[Note 36: Quicherat met charmine, dont je ne puis découvrir le sens.
Ne faut-il pas lire charminé, carminata?]
Chaque année, le dimanche de Lætare, ou dimanche des Fontaines, qui est celui de la mi-carême, les filles et les garçons du village allaient en troupe manger du pain et des noix sous l'arbre des Fées, puis ils buvaient à la fontaine des Groseilliers, dont l'eau n'était pas bonne que pour les malades; les fées ont plus d'un secret.

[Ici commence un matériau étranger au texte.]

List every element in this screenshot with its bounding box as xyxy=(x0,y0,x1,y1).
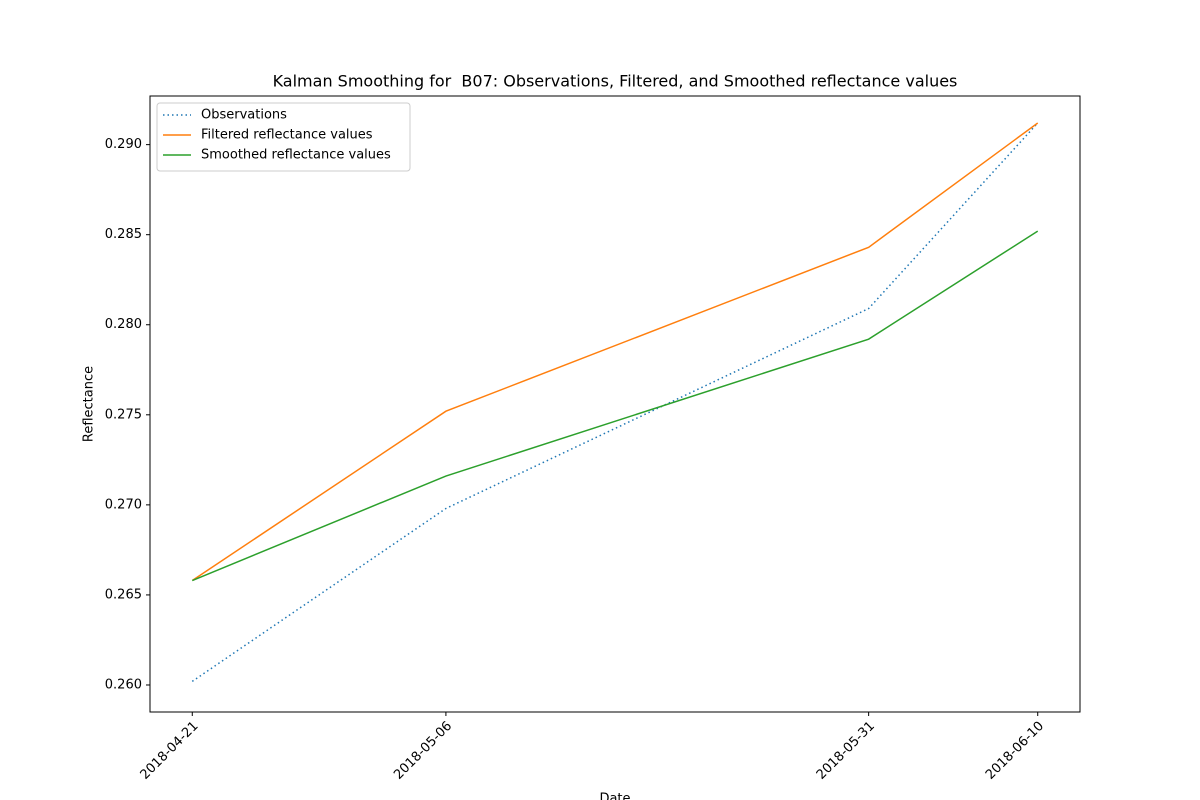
x-tick-label: 2018-04-21 xyxy=(138,719,202,783)
chart-title: Kalman Smoothing for B07: Observations, … xyxy=(273,72,958,91)
series-line xyxy=(191,122,1039,682)
legend-label: Smoothed reflectance values xyxy=(201,148,391,163)
y-tick-label: 0.275 xyxy=(105,407,142,422)
x-tick-label: 2018-06-10 xyxy=(983,719,1047,783)
x-axis-label: Date xyxy=(599,792,630,800)
x-tick-label: 2018-05-06 xyxy=(391,719,455,783)
y-tick-label: 0.280 xyxy=(105,317,142,332)
y-axis-label: Reflectance xyxy=(82,366,97,442)
y-tick-label: 0.270 xyxy=(105,497,142,512)
y-tick-label: 0.260 xyxy=(105,677,142,692)
plot-frame xyxy=(149,95,1081,713)
y-tick-label: 0.285 xyxy=(105,227,142,242)
legend-label: Filtered reflectance values xyxy=(201,128,373,143)
y-tick-label: 0.265 xyxy=(105,587,142,602)
x-tick-label: 2018-05-31 xyxy=(814,719,878,783)
series-line xyxy=(191,230,1039,582)
legend-box xyxy=(156,102,411,172)
series-line xyxy=(191,122,1039,582)
y-tick-label: 0.290 xyxy=(105,137,142,152)
legend-label: Observations xyxy=(201,108,287,123)
legend: Observations Filtered reflectance values S… xyxy=(156,102,411,172)
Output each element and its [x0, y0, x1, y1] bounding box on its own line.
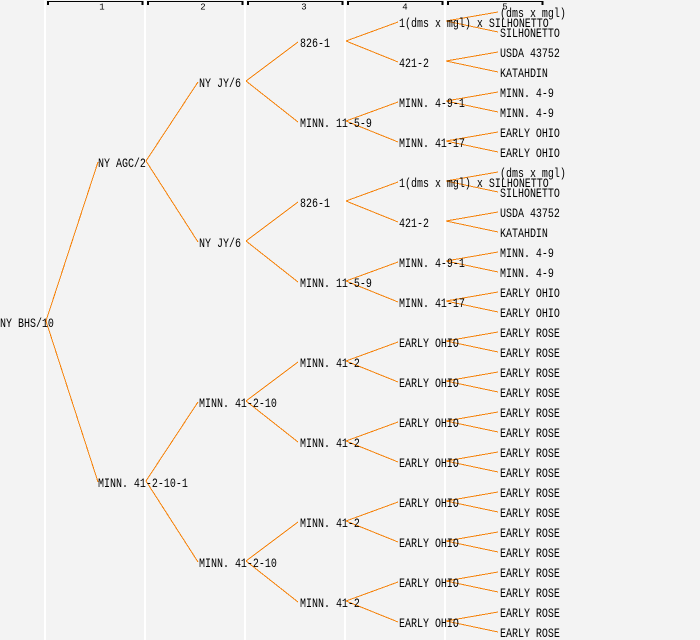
- svg-text:EARLY ROSE: EARLY ROSE: [500, 367, 560, 382]
- svg-text:MINN. 41-2: MINN. 41-2: [300, 517, 360, 532]
- svg-text:EARLY ROSE: EARLY ROSE: [500, 387, 560, 402]
- svg-text:KATAHDIN: KATAHDIN: [500, 67, 548, 82]
- svg-text:5: 5: [502, 3, 507, 13]
- svg-text:4: 4: [402, 3, 407, 13]
- svg-text:EARLY ROSE: EARLY ROSE: [500, 527, 560, 542]
- svg-text:KATAHDIN: KATAHDIN: [500, 227, 548, 242]
- svg-text:EARLY OHIO: EARLY OHIO: [399, 537, 459, 552]
- svg-text:EARLY ROSE: EARLY ROSE: [500, 507, 560, 522]
- svg-text:EARLY ROSE: EARLY ROSE: [500, 587, 560, 602]
- svg-text:EARLY ROSE: EARLY ROSE: [500, 447, 560, 462]
- svg-text:EARLY OHIO: EARLY OHIO: [399, 577, 459, 592]
- svg-text:MINN. 41-2: MINN. 41-2: [300, 357, 360, 372]
- svg-text:EARLY ROSE: EARLY ROSE: [500, 547, 560, 562]
- svg-text:3: 3: [301, 3, 306, 13]
- svg-text:EARLY OHIO: EARLY OHIO: [399, 337, 459, 352]
- svg-text:MINN. 41-17: MINN. 41-17: [399, 137, 465, 152]
- svg-text:421-2: 421-2: [399, 57, 429, 72]
- svg-text:MINN. 4-9-1: MINN. 4-9-1: [399, 257, 465, 272]
- svg-text:EARLY OHIO: EARLY OHIO: [399, 377, 459, 392]
- svg-text:USDA 43752: USDA 43752: [500, 207, 560, 222]
- svg-text:MINN. 4-9: MINN. 4-9: [500, 107, 554, 122]
- svg-text:MINN. 41-2: MINN. 41-2: [300, 597, 360, 612]
- svg-text:MINN. 4-9-1: MINN. 4-9-1: [399, 97, 465, 112]
- svg-text:EARLY ROSE: EARLY ROSE: [500, 427, 560, 442]
- svg-text:EARLY OHIO: EARLY OHIO: [500, 287, 560, 302]
- svg-text:EARLY OHIO: EARLY OHIO: [500, 127, 560, 142]
- svg-text:NY JY/6: NY JY/6: [199, 237, 241, 252]
- svg-text:MINN. 41-2: MINN. 41-2: [300, 437, 360, 452]
- svg-text:MINN. 41-2-10: MINN. 41-2-10: [199, 557, 277, 572]
- svg-text:1: 1: [99, 3, 104, 13]
- svg-text:MINN. 41-2-10: MINN. 41-2-10: [199, 397, 277, 412]
- svg-text:826-1: 826-1: [300, 37, 330, 52]
- svg-text:EARLY ROSE: EARLY ROSE: [500, 407, 560, 422]
- svg-text:EARLY ROSE: EARLY ROSE: [500, 487, 560, 502]
- svg-text:MINN. 4-9: MINN. 4-9: [500, 267, 554, 282]
- svg-text:EARLY ROSE: EARLY ROSE: [500, 467, 560, 482]
- svg-text:MINN. 41-2-10-1: MINN. 41-2-10-1: [98, 477, 188, 492]
- svg-text:NY BHS/10: NY BHS/10: [0, 317, 54, 332]
- svg-text:NY AGC/2: NY AGC/2: [98, 157, 146, 172]
- svg-text:EARLY ROSE: EARLY ROSE: [500, 607, 560, 622]
- svg-text:EARLY OHIO: EARLY OHIO: [399, 497, 459, 512]
- svg-text:421-2: 421-2: [399, 217, 429, 232]
- svg-text:EARLY OHIO: EARLY OHIO: [399, 617, 459, 632]
- svg-text:1(dms x mgl) x SILHONETTO: 1(dms x mgl) x SILHONETTO: [399, 177, 549, 192]
- svg-text:EARLY ROSE: EARLY ROSE: [500, 567, 560, 582]
- svg-text:MINN. 4-9: MINN. 4-9: [500, 247, 554, 262]
- svg-text:EARLY ROSE: EARLY ROSE: [500, 327, 560, 342]
- svg-text:MINN. 11-5-9: MINN. 11-5-9: [300, 277, 372, 292]
- svg-text:MINN. 4-9: MINN. 4-9: [500, 87, 554, 102]
- svg-text:MINN. 41-17: MINN. 41-17: [399, 297, 465, 312]
- svg-text:2: 2: [200, 3, 205, 13]
- svg-text:USDA 43752: USDA 43752: [500, 47, 560, 62]
- svg-text:MINN. 11-5-9: MINN. 11-5-9: [300, 117, 372, 132]
- svg-text:(dms x mgl): (dms x mgl): [500, 167, 566, 182]
- svg-text:EARLY OHIO: EARLY OHIO: [500, 147, 560, 162]
- svg-text:EARLY OHIO: EARLY OHIO: [500, 307, 560, 322]
- svg-text:(dms x mgl): (dms x mgl): [500, 7, 566, 22]
- svg-text:1(dms x mgl) x SILHONETTO: 1(dms x mgl) x SILHONETTO: [399, 17, 549, 32]
- svg-text:SILHONETTO: SILHONETTO: [500, 187, 560, 202]
- svg-text:SILHONETTO: SILHONETTO: [500, 27, 560, 42]
- svg-text:EARLY OHIO: EARLY OHIO: [399, 457, 459, 472]
- svg-text:EARLY OHIO: EARLY OHIO: [399, 417, 459, 432]
- svg-text:EARLY ROSE: EARLY ROSE: [500, 347, 560, 362]
- svg-text:EARLY ROSE: EARLY ROSE: [500, 627, 560, 640]
- svg-text:NY JY/6: NY JY/6: [199, 77, 241, 92]
- svg-text:826-1: 826-1: [300, 197, 330, 212]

La marraine de Jeanne, de son nom Jeanne, femme d'Aubery, le maire, avait vu de ses yeux ces dames mystérieuses, et elle le confessait à tout venant. Pourtant elle était bonne et prude femme, point devineresse ni sorcière.

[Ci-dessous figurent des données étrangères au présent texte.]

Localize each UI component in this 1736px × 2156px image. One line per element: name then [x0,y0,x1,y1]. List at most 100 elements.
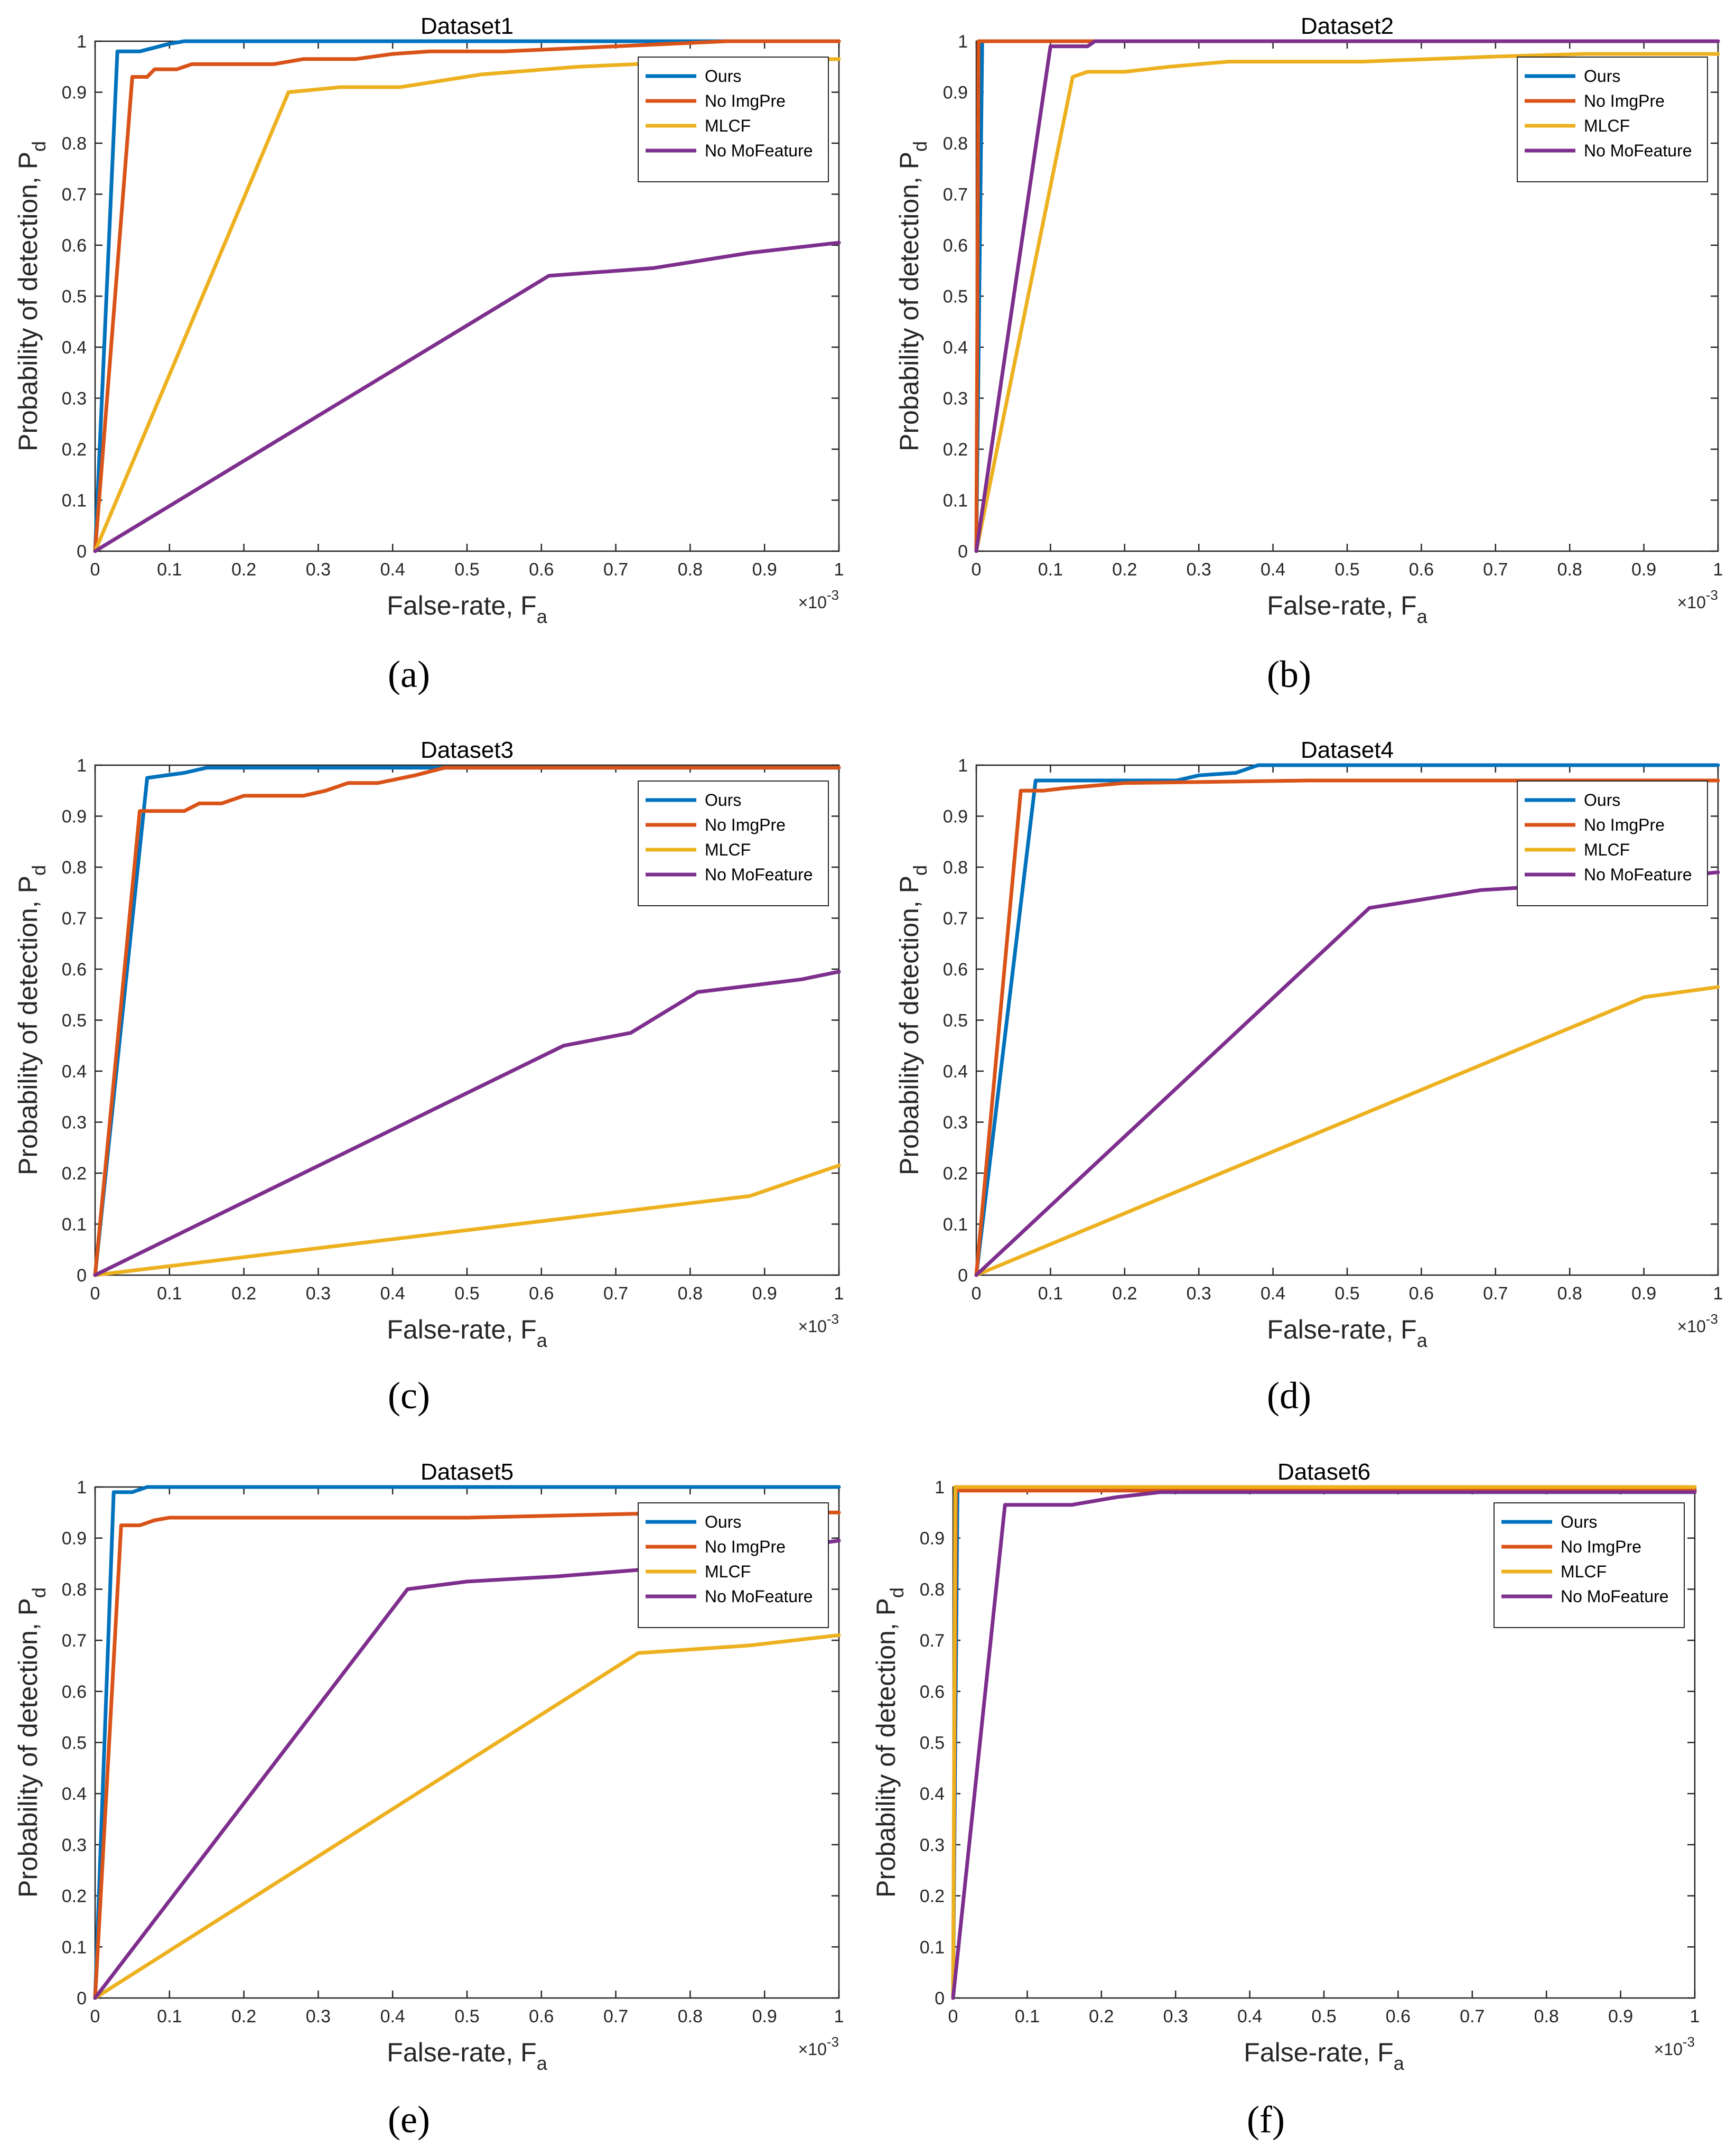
x-axis-label: False-rate, Fa [1267,1315,1427,1351]
y-axis-label-subscript: d [909,865,931,876]
x-tick-label: 0.8 [678,560,703,580]
x-axis-label-main: False-rate, F [1244,2038,1393,2067]
legend-label: No ImgPre [1584,815,1665,834]
legend-label: No MoFeature [1584,141,1692,160]
x-axis-label: False-rate, Fa [387,1315,547,1351]
x-tick-label: 0.9 [752,1284,777,1304]
x-tick-label: 0.4 [1261,560,1285,580]
y-tick-label: 1 [77,756,87,776]
legend-label: MLCF [1584,116,1630,135]
y-tick-label: 0.1 [943,1215,968,1235]
x-axis-label-subscript: a [537,2052,548,2074]
x-tick-label: 0.1 [157,2006,182,2027]
x-axis-label: False-rate, Fa [1267,591,1427,627]
y-axis-label-subscript: d [886,1587,908,1598]
x-tick-label: 0.1 [1038,1284,1063,1304]
y-tick-label: 0.8 [62,134,87,154]
x-tick-label: 0.2 [231,560,256,580]
panel-caption: (d) [1267,1374,1311,1417]
x-tick-label: 0.3 [306,1284,331,1304]
y-axis-label: Probability of detection, Pd [894,865,931,1175]
x-tick-label: 0.1 [157,560,182,580]
x-exponent-base: ×10 [1654,2040,1683,2059]
chart-panel-1: 0 0.1 0.2 0.3 0.4 0.5 0.6 0.7 0.8 0.9 1 0 0.1 0.2 0.3 0… [13,13,844,695]
x-tick-label: 0.7 [603,560,628,580]
series-line-no-imgpre [93,766,841,1277]
legend-label: No MoFeature [705,865,813,884]
x-tick-label: 0.5 [1334,1284,1359,1304]
y-tick-label: 0.3 [920,1835,945,1855]
y-tick-label: 0.4 [920,1784,945,1804]
series-line-no-mofeature [93,970,841,1277]
x-axis-exponent: ×10-3 [1654,2034,1695,2059]
panel-caption: (b) [1267,653,1311,695]
x-exponent-base: ×10 [1677,593,1706,612]
y-tick-label: 0.1 [920,1937,945,1957]
x-axis-exponent: ×10-3 [1677,587,1718,612]
chart-panel-4: 0 0.1 0.2 0.3 0.4 0.5 0.6 0.7 0.8 0.9 1 0 0.1 0.2 0.3 0… [894,737,1723,1417]
x-tick-label: 0.4 [380,2006,405,2027]
x-tick-label: 1 [1690,2006,1700,2027]
x-tick-label: 0 [972,560,982,580]
chart-title: Dataset1 [421,13,514,39]
y-tick-label: 0.6 [943,960,968,980]
x-axis-label-subscript: a [1417,606,1428,627]
x-tick-label: 0.7 [603,2006,628,2027]
chart-panel-6: 0 0.1 0.2 0.3 0.4 0.5 0.6 0.7 0.8 0.9 1 0 0.1 0.2 0.3 0… [871,1459,1700,2141]
legend-label: No MoFeature [705,1587,813,1606]
y-tick-label: 0.5 [62,287,87,307]
x-tick-label: 0.6 [1386,2006,1411,2027]
series-line-mlcf [93,1633,841,2000]
y-tick-label: 0.9 [62,83,87,103]
x-tick-label: 0.9 [752,560,777,580]
series-group [93,766,841,1277]
y-tick-label: 0.5 [943,287,968,307]
y-tick-label: 0.3 [62,1113,87,1133]
x-tick-label: 0.8 [1557,560,1582,580]
y-tick-label: 0.4 [943,338,968,358]
x-tick-label: 0.3 [1163,2006,1188,2027]
x-tick-label: 0.8 [678,2006,703,2027]
x-tick-label: 0.6 [1409,1284,1434,1304]
series-line-no-mofeature [93,240,841,553]
x-axis-label-main: False-rate, F [1267,1315,1416,1344]
legend-label: MLCF [705,1562,751,1581]
y-tick-label: 0.2 [62,440,87,460]
chart-title: Dataset4 [1301,737,1394,763]
legend: Ours No ImgPre MLCF No MoFeature [1517,780,1708,906]
x-axis-exponent: ×10-3 [1677,1311,1718,1336]
x-axis-exponent: ×10-3 [798,1311,839,1336]
x-tick-label: 0.8 [1534,2006,1559,2027]
x-tick-label: 1 [834,560,844,580]
x-tick-label: 1 [834,2006,844,2027]
x-tick-label: 0.3 [1187,1284,1211,1304]
x-tick-label: 0.8 [1557,1284,1582,1304]
x-tick-label: 1 [1713,560,1723,580]
x-tick-label: 0.9 [752,2006,777,2027]
legend-label: Ours [1561,1512,1597,1531]
series-line-no-mofeature [974,39,1720,553]
legend-label: Ours [705,67,741,86]
y-tick-label: 0.8 [62,1579,87,1600]
y-axis-label-main: Probability of detection, P [871,1598,901,1898]
legend: Ours No ImgPre MLCF No MoFeature [638,1502,829,1628]
x-exponent-power: -3 [827,587,839,603]
y-tick-label: 0.4 [943,1062,968,1082]
x-tick-label: 0.9 [1631,1284,1656,1304]
legend-label: MLCF [1561,1562,1607,1581]
chart-title: Dataset5 [421,1459,514,1485]
x-tick-label: 0.1 [157,1284,182,1304]
y-tick-label: 0.3 [943,1113,968,1133]
x-exponent-power: -3 [827,2034,839,2050]
series-line-no-imgpre [93,39,841,553]
legend-label: MLCF [1584,840,1630,859]
y-tick-label: 0.7 [62,185,87,205]
y-tick-label: 1 [958,756,968,776]
chart-title: Dataset6 [1277,1459,1370,1485]
series-line-mlcf [951,1485,1697,2000]
y-tick-label: 0.2 [62,1164,87,1184]
legend-label: No MoFeature [1584,865,1692,884]
chart-title: Dataset3 [421,737,514,763]
y-axis-label-main: Probability of detection, P [13,152,43,451]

L'une de ces fées avait un bel ami, le seigneur de Bourlemont. Elle lui donnait des rendez-vous, le soir. Les fées sont femmes; elles ont des faiblesses. On fit un roman des amours de la fée et du chevalier et une autre marraine de Jeanne, dont le mari était clerc à Neufchâteau, avait entendu lire ce merveilleux récit qui, sans doute, ressemblait à l'histoire bien connue de Mélusine. Les fées avaient leur jour d'audience; quand on voulait les voir en secret, on y allait le jeudi. Mais elles se montraient peu. Une bonne chrétienne de Domrémy, la vieille Béatrix, disait innocemment:
—J'ai ouï conter que les fées venaient sous l'arbre, dans l'ancien temps. Pour nos péchés, elles n'y viennent plus.
La veille de l'Ascension, à la procession où les croix sont portées par les champs, le curé de Domrémy allait sous l'arbre des Fées et à la fontaine des Groseilliers, et il y chantait l'évangile de saint Jean. Faisait-il ces stations pour exorciser l'arbre et la source? Renouvelait-il, à son insu, les rites sacrés des païens? C'est ce qu'on ne peut pas bien démêler dans ce mélange de croyances ingénues. Je crois pourtant que ce prêtre chassait les fées.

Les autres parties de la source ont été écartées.